PDF(Pubmed)
Abstract:
BACKGROUND: Large language models (LLMs) have the potential to support promising new applications in health informatics. However, practical data on sample size considerations for fine-tuning LLMs to perform specific tasks in biomedical and health policy contexts are lacking.
OBJECTIVE: This study aims to evaluate sample size and sample selection techniques for fine-tuning LLMs to support improved named entity recognition (NER) for a custom data set of conflicts of interest disclosure statements.

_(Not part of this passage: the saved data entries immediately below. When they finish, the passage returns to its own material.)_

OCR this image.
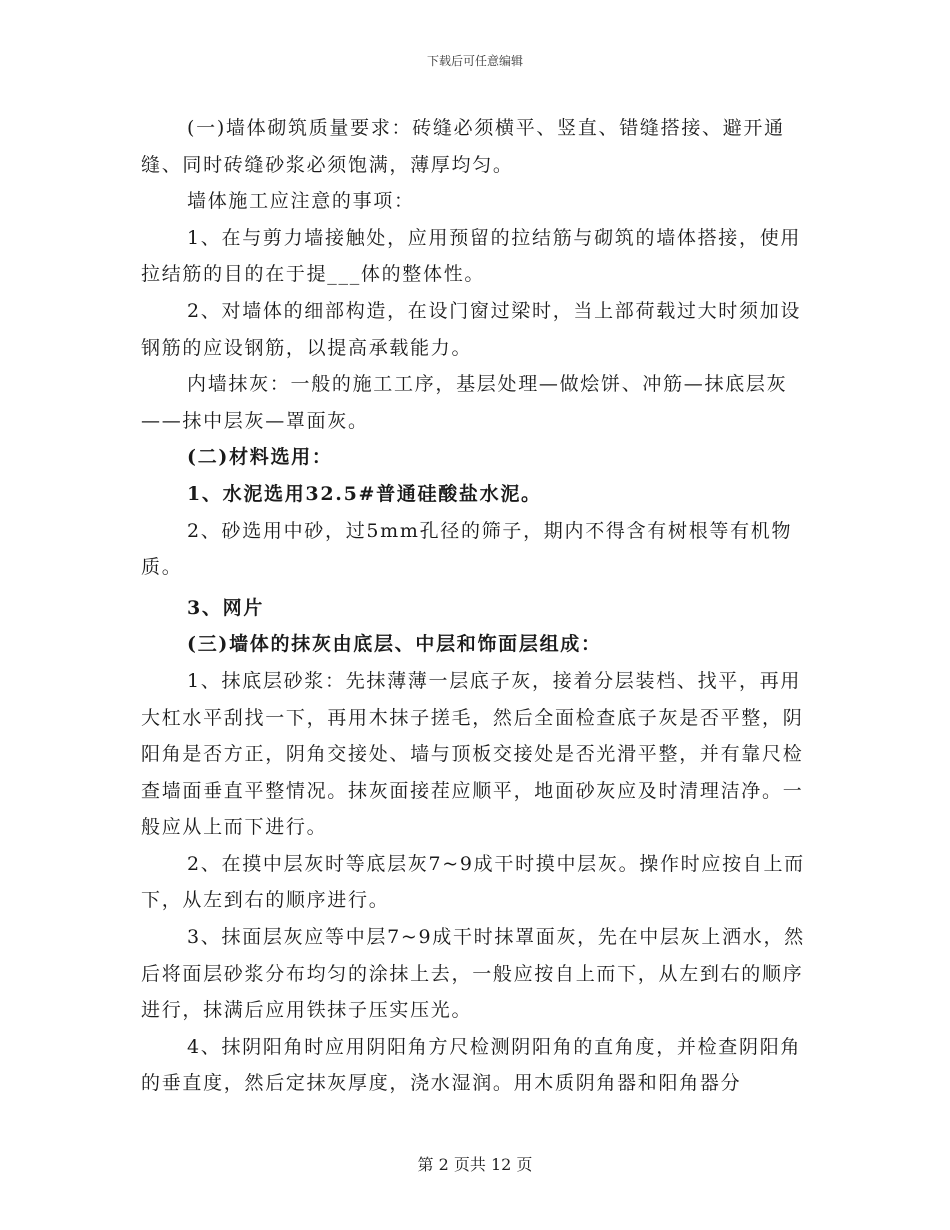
下载后可任意编辑

(一)墙体砌筑质量要求：砖缝必须横平、竖直、错缝搭接、避开通缝、同时砖缝砂浆必须饱满，薄厚均匀。

墙体施工应注意的事项：

1、在与剪力墙接触处，应用预留的拉结筋与砌筑的墙体搭接，使用拉结筋的目的在于提___体的整体性。

2、对墙体的细部构造，在设门窗过梁时，当上部荷载过大时须加设钢筋的应设钢筋，以提高承载能力。

内墙抹灰：一般的施工工序，基层处理—做烩饼、冲筋—抹底层灰——抹中层灰—罩面灰。

(二)材料选用：

1、水泥选用32.5#普通硅酸盐水泥。

2、砂选用中砂，过5mm孔径的筛子，期内不得含有树根等有机物质。

3、网片

(三)墙体的抹灰由底层、中层和饰面层组成：

1、抹底层砂浆：先抹薄薄一层底子灰，接着分层装档、找平，再用大杠水平刮找一下，再用木抹子搓毛，然后全面检查底子灰是否平整，阴阳角是否方正，阴角交接处、墙与顶板交接处是否光滑平整，并有靠尺检查墙面垂直平整情况。抹灰面接茬应顺平，地面砂灰应及时清理洁净。一般应从上而下进行。

2、在摸中层灰时等底层灰7~9成干时摸中层灰。操作时应按自上而下，从左到右的顺序进行。

3、抹面层灰应等中层7~9成干时抹罩面灰，先在中层灰上洒水，然后将面层砂浆分布均匀的涂抹上去，一般应按自上而下，从左到右的顺序进行，抹满后应用铁抹子压实压光。

4、抹阴阳角时应用阴阳角方尺检测阴阳角的直角度，并检查阴阳角的垂直度，然后定抹灰厚度，浇水湿润。用木质阴角器和阳角器分

第 2 页共 12 页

METHODS: A random sample of 200 disclosure statements was prepared for annotation. All \"PERSON\" and \"ORG\" entities were identified by each of the 2 raters, and once appropriate agreement was established, the annotators independently annotated an additional 290 disclosure statements. From the 490 annotated documents, 2500 stratified random samples in different size ranges were drawn. The 2500 training set subsamples were used to fine-tune a selection of language models across 2 model architectures (Bidirectional Encoder Representations from Transformers [BERT] and Generative Pre-trained Transformer [GPT]) for improved NER, and multiple regression was used to assess the relationship between sample size (sentences), entity density (entities per sentence [EPS]), and trained model performance (F1-score). Additionally, single-predictor threshold regression models were used to evaluate the possibility of diminishing marginal returns from increased sample size or entity density.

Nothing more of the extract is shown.